In response to U Win Naing's article "No opium without takers"
(Perspective's Guest Column of July 15) I would like to challenge some of
what his article expressed.

Firstly, I agree that small farmers, like the ones in Burma are only out to
make a living, and should not be held to blame, since their understanding
of the greater world is limited.

I would also like to state that trying to stop them from producing the raw
crops is futile. The consumer nations of the USA and Great Britain have
indeed waged wars against drug producing countries. And where has this got
them? Absolutely nowhere.

The USA has spent countless billions of dollars trying to stop the
cultivation, refinement and distribution of cocaine in South America, yet
Western countries are still awash with drugs.

You cannot stop the small farmer growing his drug crop, nor the back street
laboratories from producing and refining, nor the traffickers and
syndicates from distributing. It's all been tried before.
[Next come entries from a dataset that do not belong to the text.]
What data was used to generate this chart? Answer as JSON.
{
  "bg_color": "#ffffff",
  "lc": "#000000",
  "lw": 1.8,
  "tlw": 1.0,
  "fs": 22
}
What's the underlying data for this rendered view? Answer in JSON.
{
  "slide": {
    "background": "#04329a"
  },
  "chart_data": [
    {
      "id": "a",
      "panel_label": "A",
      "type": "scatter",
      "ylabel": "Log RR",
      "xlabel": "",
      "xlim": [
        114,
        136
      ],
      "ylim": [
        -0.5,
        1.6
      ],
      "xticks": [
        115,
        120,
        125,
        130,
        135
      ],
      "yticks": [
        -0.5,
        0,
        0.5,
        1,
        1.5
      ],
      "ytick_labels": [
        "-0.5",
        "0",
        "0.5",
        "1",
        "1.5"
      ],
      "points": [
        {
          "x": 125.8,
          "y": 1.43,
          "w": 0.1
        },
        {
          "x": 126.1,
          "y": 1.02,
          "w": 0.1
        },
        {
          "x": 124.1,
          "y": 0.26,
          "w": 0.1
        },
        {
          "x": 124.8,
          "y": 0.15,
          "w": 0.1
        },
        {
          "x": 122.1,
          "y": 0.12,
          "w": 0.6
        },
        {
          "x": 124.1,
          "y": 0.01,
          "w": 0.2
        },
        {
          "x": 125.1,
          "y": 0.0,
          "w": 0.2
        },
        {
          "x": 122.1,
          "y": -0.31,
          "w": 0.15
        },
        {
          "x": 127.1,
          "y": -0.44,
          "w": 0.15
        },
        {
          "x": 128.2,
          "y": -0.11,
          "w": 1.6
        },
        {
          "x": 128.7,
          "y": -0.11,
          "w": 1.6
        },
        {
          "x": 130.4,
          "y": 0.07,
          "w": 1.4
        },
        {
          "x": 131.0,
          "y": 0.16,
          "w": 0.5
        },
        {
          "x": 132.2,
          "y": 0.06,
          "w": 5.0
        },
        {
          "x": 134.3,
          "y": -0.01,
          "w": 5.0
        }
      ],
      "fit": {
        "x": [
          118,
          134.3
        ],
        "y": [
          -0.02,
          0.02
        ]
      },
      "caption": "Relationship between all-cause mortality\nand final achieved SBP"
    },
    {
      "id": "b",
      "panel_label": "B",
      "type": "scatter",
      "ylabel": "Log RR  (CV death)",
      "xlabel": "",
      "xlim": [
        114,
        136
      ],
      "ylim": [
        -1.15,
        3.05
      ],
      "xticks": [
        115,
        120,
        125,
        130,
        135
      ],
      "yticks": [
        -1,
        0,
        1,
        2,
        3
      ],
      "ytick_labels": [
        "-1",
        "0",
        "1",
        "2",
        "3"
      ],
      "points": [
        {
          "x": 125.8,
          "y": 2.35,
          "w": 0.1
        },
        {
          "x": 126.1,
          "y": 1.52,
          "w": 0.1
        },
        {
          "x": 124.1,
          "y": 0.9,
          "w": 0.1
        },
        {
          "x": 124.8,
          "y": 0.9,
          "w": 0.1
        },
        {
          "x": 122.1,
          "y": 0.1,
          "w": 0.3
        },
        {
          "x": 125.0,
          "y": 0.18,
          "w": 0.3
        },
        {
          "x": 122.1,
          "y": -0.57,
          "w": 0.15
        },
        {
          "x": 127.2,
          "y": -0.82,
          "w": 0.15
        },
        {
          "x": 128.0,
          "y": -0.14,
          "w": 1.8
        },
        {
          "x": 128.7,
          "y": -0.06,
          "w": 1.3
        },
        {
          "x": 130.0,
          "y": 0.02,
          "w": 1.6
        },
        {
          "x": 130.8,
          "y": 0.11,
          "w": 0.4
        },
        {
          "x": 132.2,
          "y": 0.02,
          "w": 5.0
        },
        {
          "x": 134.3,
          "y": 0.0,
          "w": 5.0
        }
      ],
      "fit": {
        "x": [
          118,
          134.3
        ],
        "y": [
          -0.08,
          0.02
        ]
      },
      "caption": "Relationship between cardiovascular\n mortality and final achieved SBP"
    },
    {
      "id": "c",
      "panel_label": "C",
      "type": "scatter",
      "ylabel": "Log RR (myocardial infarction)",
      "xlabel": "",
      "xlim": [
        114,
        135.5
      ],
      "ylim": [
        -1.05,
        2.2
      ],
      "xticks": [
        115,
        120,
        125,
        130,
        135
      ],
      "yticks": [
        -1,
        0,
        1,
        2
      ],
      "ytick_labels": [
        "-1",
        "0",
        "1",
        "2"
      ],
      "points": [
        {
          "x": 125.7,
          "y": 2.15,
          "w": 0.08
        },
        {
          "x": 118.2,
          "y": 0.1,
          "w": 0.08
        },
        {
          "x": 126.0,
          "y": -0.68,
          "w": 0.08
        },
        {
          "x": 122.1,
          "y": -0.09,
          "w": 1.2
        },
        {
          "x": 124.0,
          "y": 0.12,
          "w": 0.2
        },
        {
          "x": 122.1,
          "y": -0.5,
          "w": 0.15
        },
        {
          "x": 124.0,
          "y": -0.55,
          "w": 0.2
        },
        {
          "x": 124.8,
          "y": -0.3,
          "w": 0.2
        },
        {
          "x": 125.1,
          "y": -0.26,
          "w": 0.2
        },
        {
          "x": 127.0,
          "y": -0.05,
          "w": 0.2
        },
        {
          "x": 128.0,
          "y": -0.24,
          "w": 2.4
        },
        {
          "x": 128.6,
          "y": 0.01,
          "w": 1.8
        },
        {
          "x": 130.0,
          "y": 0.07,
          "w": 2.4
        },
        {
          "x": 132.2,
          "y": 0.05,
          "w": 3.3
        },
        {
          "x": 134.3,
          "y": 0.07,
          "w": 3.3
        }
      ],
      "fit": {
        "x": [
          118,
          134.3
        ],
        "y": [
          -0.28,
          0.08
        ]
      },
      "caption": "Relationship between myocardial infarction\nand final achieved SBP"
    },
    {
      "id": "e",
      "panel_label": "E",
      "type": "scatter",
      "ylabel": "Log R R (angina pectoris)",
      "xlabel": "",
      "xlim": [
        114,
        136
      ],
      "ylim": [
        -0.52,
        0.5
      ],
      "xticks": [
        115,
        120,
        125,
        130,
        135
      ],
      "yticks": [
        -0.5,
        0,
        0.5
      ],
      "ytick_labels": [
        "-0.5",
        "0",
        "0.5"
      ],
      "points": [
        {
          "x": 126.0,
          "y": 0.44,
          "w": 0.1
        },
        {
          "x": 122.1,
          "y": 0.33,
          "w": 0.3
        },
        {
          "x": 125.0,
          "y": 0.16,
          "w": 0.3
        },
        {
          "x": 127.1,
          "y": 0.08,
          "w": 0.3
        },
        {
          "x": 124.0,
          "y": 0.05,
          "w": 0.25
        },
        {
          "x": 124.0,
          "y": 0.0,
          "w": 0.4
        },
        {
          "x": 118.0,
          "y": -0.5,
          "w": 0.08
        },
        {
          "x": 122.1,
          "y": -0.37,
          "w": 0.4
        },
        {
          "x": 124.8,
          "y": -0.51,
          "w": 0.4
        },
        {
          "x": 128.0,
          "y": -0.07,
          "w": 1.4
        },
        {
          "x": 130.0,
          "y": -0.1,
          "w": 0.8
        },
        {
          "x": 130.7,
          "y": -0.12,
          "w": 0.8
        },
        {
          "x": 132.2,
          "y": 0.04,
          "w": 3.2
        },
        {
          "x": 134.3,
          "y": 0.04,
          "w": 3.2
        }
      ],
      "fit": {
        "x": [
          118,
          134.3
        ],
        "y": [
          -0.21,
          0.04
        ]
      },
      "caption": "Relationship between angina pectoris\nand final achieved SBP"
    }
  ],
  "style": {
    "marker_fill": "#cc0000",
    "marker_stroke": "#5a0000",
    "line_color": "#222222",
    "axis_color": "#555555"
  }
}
And the addict isn't going to stop using the drugs unless society stops
treating him like a criminal, by locking him up in jail, where drugs are,
apparently, even easier to get.

I was astounded at the article's assumption that the only people that can
afford to buy the drugs produced in countries like Burma are the "rich
pleasure-seekers of the so-called cultured countries".

Thailand is knee deep in methamphetamines, and in parts of Iran almost
every adult has a heroin problem. Drugs are a global problem that affect
rich and poor alike.

I also find the term "pleasure-seeker" entirely inappropriate. The idea
that addicts actually enjoy drugs is perhaps the root-problem of the entire
failed war on drugs.

The nature of addiction is not about seeking pleasure. Addiction is about
avoiding pain. If addicts don't get their drug, whether it's heroin,
cocaine, or methamphetamines, they're going to feel the pains of hell, once
the withdrawal starts to kick in.

So they keep taking the stuff, over and over again to avoid the withdrawal
symptoms.

Addiction is a vicious trap. Addicts are not criminals. Addicts have an
illness, and should be treated with the same respect as a medical patient.

If the pharmaceutical companies were allowed to purchase the raw drugs from
the small farmers, refine the drugs and sell then at a fair, fixed price in
government-sponsored clinics, operating under tight controls, not only
would all the gangsters, syndicates and traffickers be out of jobs, but the
addicts would be able to get their lives together and not have to resort to
crime and prostitution to get their fix. Drugs would be off the streets and
society would be a lot better off for it.

And the poor farmer in Burma would probably get a better price for his crop
too.

When are countries, like Thailand, going to stop trying to follow America
and Europe's bad example for once, and see the truth of the matter; that
you can't wage war against drugs, only control the problem?